In this text we will use "epidemic" to denote the dynamics of disease, that is, the change in the amount of disease with time. By "amount" of disease we mean either incidence (the number of plants or plant parts affected), severity (the amount of tissue affected), or a combination of both. By this definition there can be fast epidemics or slow epidemics, and there can even be "negative" epidemics, in which there is a decrease in the amount of disease with time. For example, if we are using the proportion of leaves infected as a measure of disease incidence, and during a dry spell we get new, healthy leaves forming while the infected ones drop off, we could get a negative change in the amount of disease.

Disease Focus
The Spatial Distribution of Plant Disease

After a period of time, a disease that started with a single infected plant will commonly appear as a "focus", with the density of lesions or of infected plants highest in the center and diminishing radially outward.

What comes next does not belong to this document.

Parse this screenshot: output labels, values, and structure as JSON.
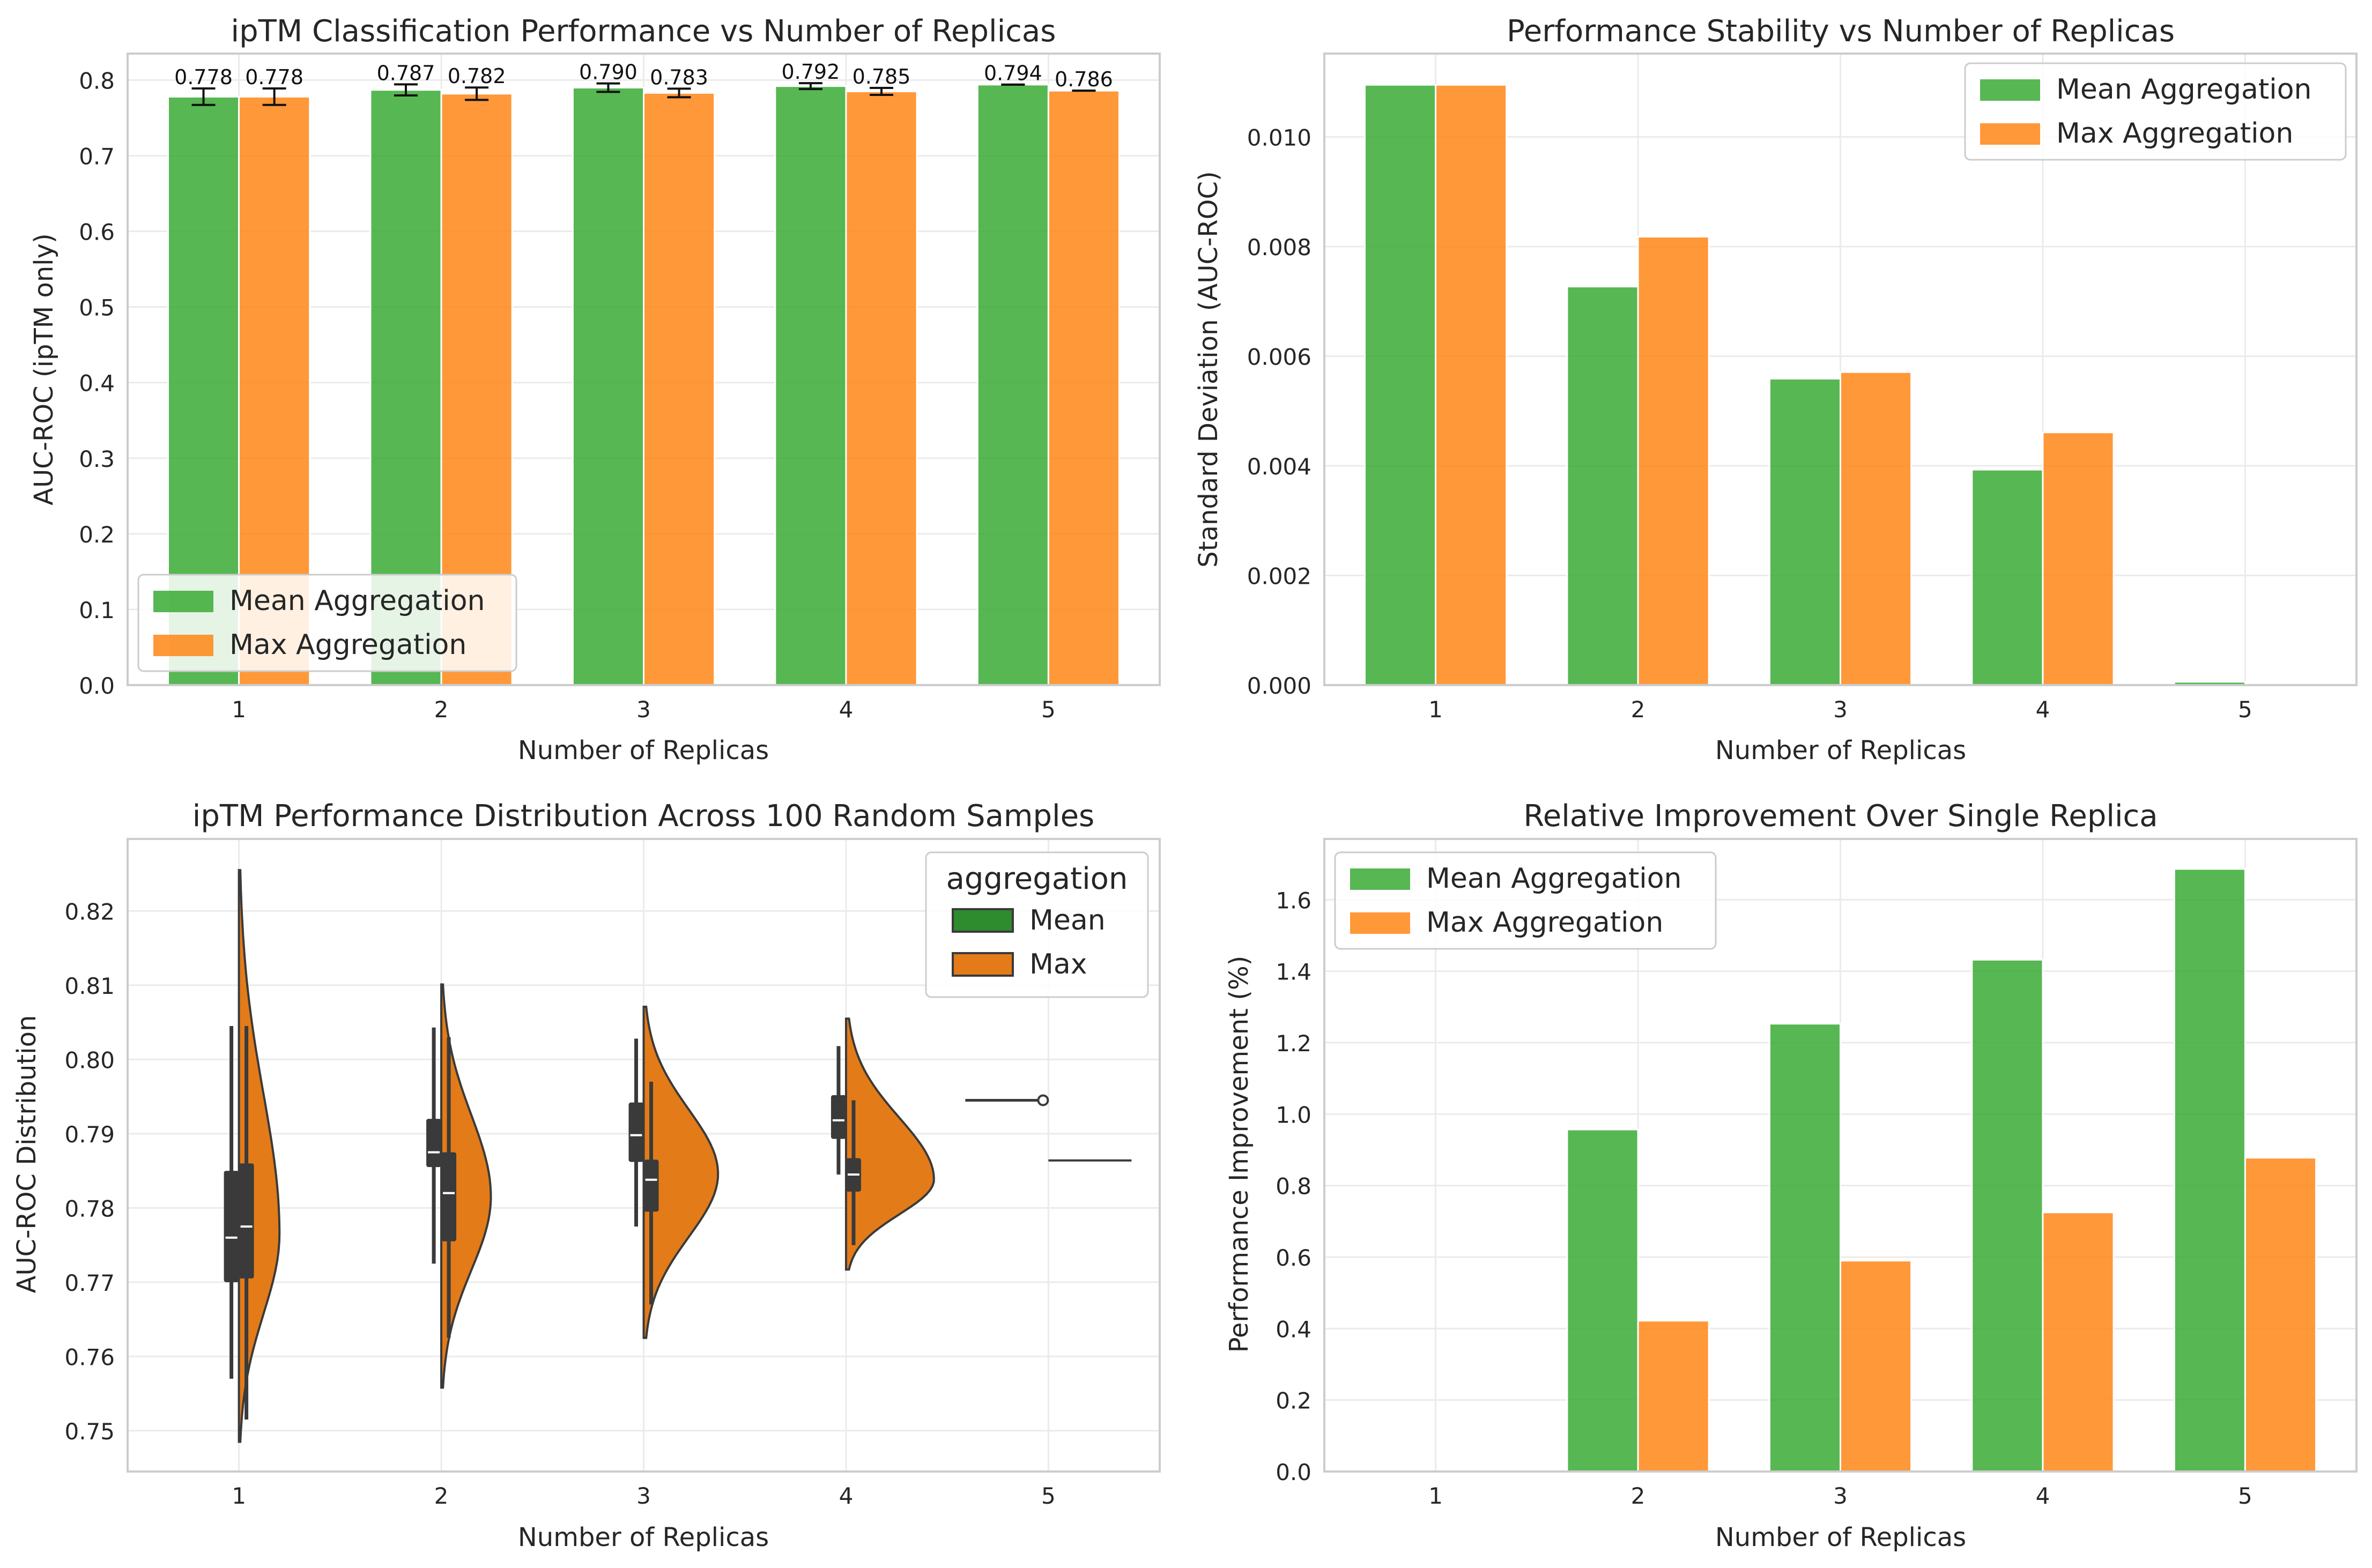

Associated with the change in the amount of plant disease with time is a change in the spatial distribution of lesions or of infected plants. A good working definition of epidemic, therefore, is a change in plant disease in time and space.

The term endemic is sometimes used (erroneously) to mean the opposite of "epidemic", that is, to denote constant disease, because in areas where the pathogen and its host have coevolved over long periods of time, they often have reached an equilibrium where there is little change in the amount of disease with time. In the strict sense "endemic" means native to a particular area, and therefore we can have epidemics of endemic diseases.